Responding, RAF CEO Collins Letsoalo said they had approached the market in a bid to consolidate debt.
“We are not at this stage planning to come to the legislature, or government, or the National Treasury for a bailout. We don’t think that a bailout is necessary.”
Letsoalo said they were of the view that they needed to use every rand received properly and reduce legal costs. If this was done, the fund expected to reduce legal costs by R7.5bn over three years.
“We are in a market-testing exercise at this point, our treasury guys are working on that. We won’t predetermine where the market is, but we think that it will be much less than the amount we are paying now. So we will be making sure that the market-testing exercise will happen and from that we will place the debt in the market at the right time,” he said.
Some MPs appeared not impressed with the progress made on saving the fund from total collapse.
Mbalula, however, moved to reassure them and put his weight behind the RAF team.

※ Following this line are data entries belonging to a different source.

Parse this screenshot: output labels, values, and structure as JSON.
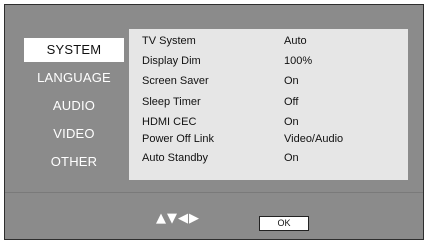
{
  "menu": {
    "items": [
      {
        "label": "SYSTEM"
      },
      {
        "label": "LANGUAGE"
      },
      {
        "label": "AUDIO"
      },
      {
        "label": "VIDEO"
      },
      {
        "label": "OTHER"
      }
    ],
    "selected": "SYSTEM"
  },
  "settings": {
    "rows": [
      {
        "label": "TV System",
        "value": "Auto"
      },
      {
        "label": "Display Dim",
        "value": "100%"
      },
      {
        "label": "Screen Saver",
        "value": "On"
      },
      {
        "label": "Sleep Timer",
        "value": "Off"
      },
      {
        "label": "HDMI CEC",
        "value": "On"
      },
      {
        "label": "Power Off Link",
        "value": "Video/Audio"
      },
      {
        "label": "Auto Standby",
        "value": "On"
      }
    ]
  },
  "footer": {
    "nav_arrows": "▲▼◀▶",
    "ok_label": "OK"
  },
  "colors": {
    "background": "#8b8b8b",
    "panel": "#e6e6e6",
    "selected_item": "#ffffff"
  }
}
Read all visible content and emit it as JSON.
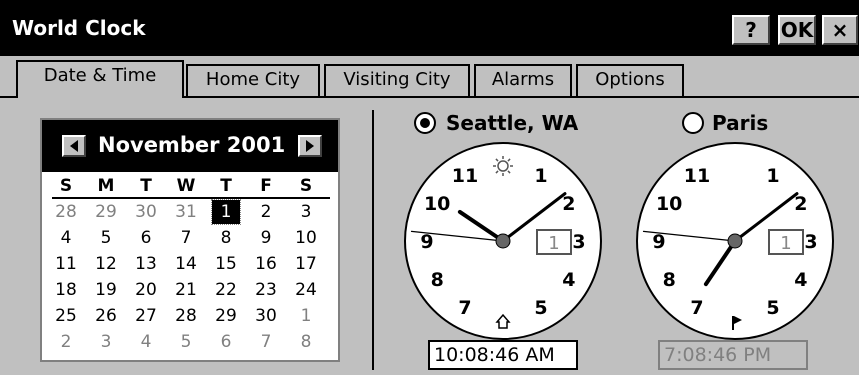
{
  "window": {
    "title": "World Clock",
    "help_label": "?",
    "ok_label": "OK",
    "close_label": "×"
  },
  "tabs": [
    {
      "label": "Date & Time",
      "active": true
    },
    {
      "label": "Home City"
    },
    {
      "label": "Visiting City"
    },
    {
      "label": "Alarms"
    },
    {
      "label": "Options"
    }
  ],
  "calendar": {
    "month_label": "November 2001",
    "weekdays": [
      "S",
      "M",
      "T",
      "W",
      "T",
      "F",
      "S"
    ],
    "weeks": [
      [
        "28",
        "29",
        "30",
        "31",
        "1",
        "2",
        "3"
      ],
      [
        "4",
        "5",
        "6",
        "7",
        "8",
        "9",
        "10"
      ],
      [
        "11",
        "12",
        "13",
        "14",
        "15",
        "16",
        "17"
      ],
      [
        "18",
        "19",
        "20",
        "21",
        "22",
        "23",
        "24"
      ],
      [
        "25",
        "26",
        "27",
        "28",
        "29",
        "30",
        "1"
      ],
      [
        "2",
        "3",
        "4",
        "5",
        "6",
        "7",
        "8"
      ]
    ],
    "selected_day": "1"
  },
  "home_clock": {
    "city": "Seattle, WA",
    "selected": true,
    "time": "10:08:46 AM",
    "date_box": "1",
    "day_icon": "sun-icon",
    "marker_icon": "home-icon"
  },
  "visiting_clock": {
    "city": "Paris",
    "selected": false,
    "time": "7:08:46 PM",
    "date_box": "1",
    "day_icon": "moon-icon",
    "marker_icon": "flag-icon"
  },
  "clock_numbers": [
    "1",
    "2",
    "3",
    "4",
    "5",
    "7",
    "8",
    "9",
    "10",
    "11"
  ]
}
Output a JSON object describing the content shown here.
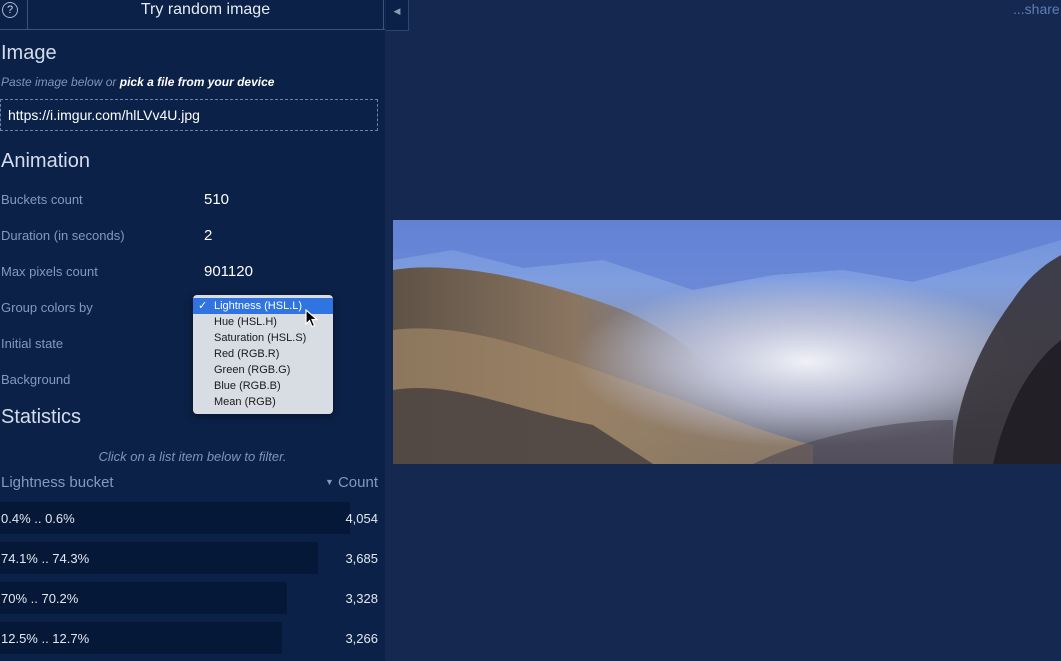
{
  "topbar": {
    "help_icon": "?",
    "random_button": "Try random image",
    "collapse_icon": "chevron-left-icon"
  },
  "image_section": {
    "title": "Image",
    "hint_prefix": "Paste image below or ",
    "hint_link": "pick a file from your device",
    "url_value": "https://i.imgur.com/hlLVv4U.jpg"
  },
  "animation": {
    "title": "Animation",
    "rows": [
      {
        "label": "Buckets count",
        "value": "510"
      },
      {
        "label": "Duration (in seconds)",
        "value": "2"
      },
      {
        "label": "Max pixels count",
        "value": "901120"
      },
      {
        "label": "Group colors by",
        "value": "Lightness (HSL.L)"
      },
      {
        "label": "Initial state",
        "value": ""
      },
      {
        "label": "Background",
        "value": ""
      }
    ],
    "group_by_options": [
      "Lightness (HSL.L)",
      "Hue (HSL.H)",
      "Saturation (HSL.S)",
      "Red (RGB.R)",
      "Green (RGB.G)",
      "Blue (RGB.B)",
      "Mean (RGB)"
    ],
    "selected_option_index": 0
  },
  "statistics": {
    "title": "Statistics",
    "hint": "Click on a list item below to filter.",
    "column_bucket": "Lightness bucket",
    "column_count": "Count",
    "rows": [
      {
        "bucket": "0.4% .. 0.6%",
        "count": "4,054",
        "fraction": 1.0
      },
      {
        "bucket": "74.1% .. 74.3%",
        "count": "3,685",
        "fraction": 0.909
      },
      {
        "bucket": "70% .. 70.2%",
        "count": "3,328",
        "fraction": 0.821
      },
      {
        "bucket": "12.5% .. 12.7%",
        "count": "3,266",
        "fraction": 0.806
      }
    ]
  },
  "header_right": {
    "share": "...share"
  },
  "colors": {
    "panel_bg": "#0b2147",
    "main_bg": "#142850",
    "selected_option": "#2f74e0",
    "stat_bar": "#061837"
  }
}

The fund obtained a clean audit outcome from the auditor-general for the 2019/20 financial year. This was an improvement from three consecutive years of unqualified audit outcomes, he said.
“The current RAF board and management have since brought the writs of execution risk under control. This was achieved by changing the payment strategy and prioritising older claims. The RAF has further strengthened internal control measures to prevent instances of fruitless, wasteful and irregular expenditure,” said Mbalula.
“As the minister, I am quite happy with the board and the CEO. For the first time, we have a board that is hands-on and we have a CEO and management that are changing things in a short space of time.”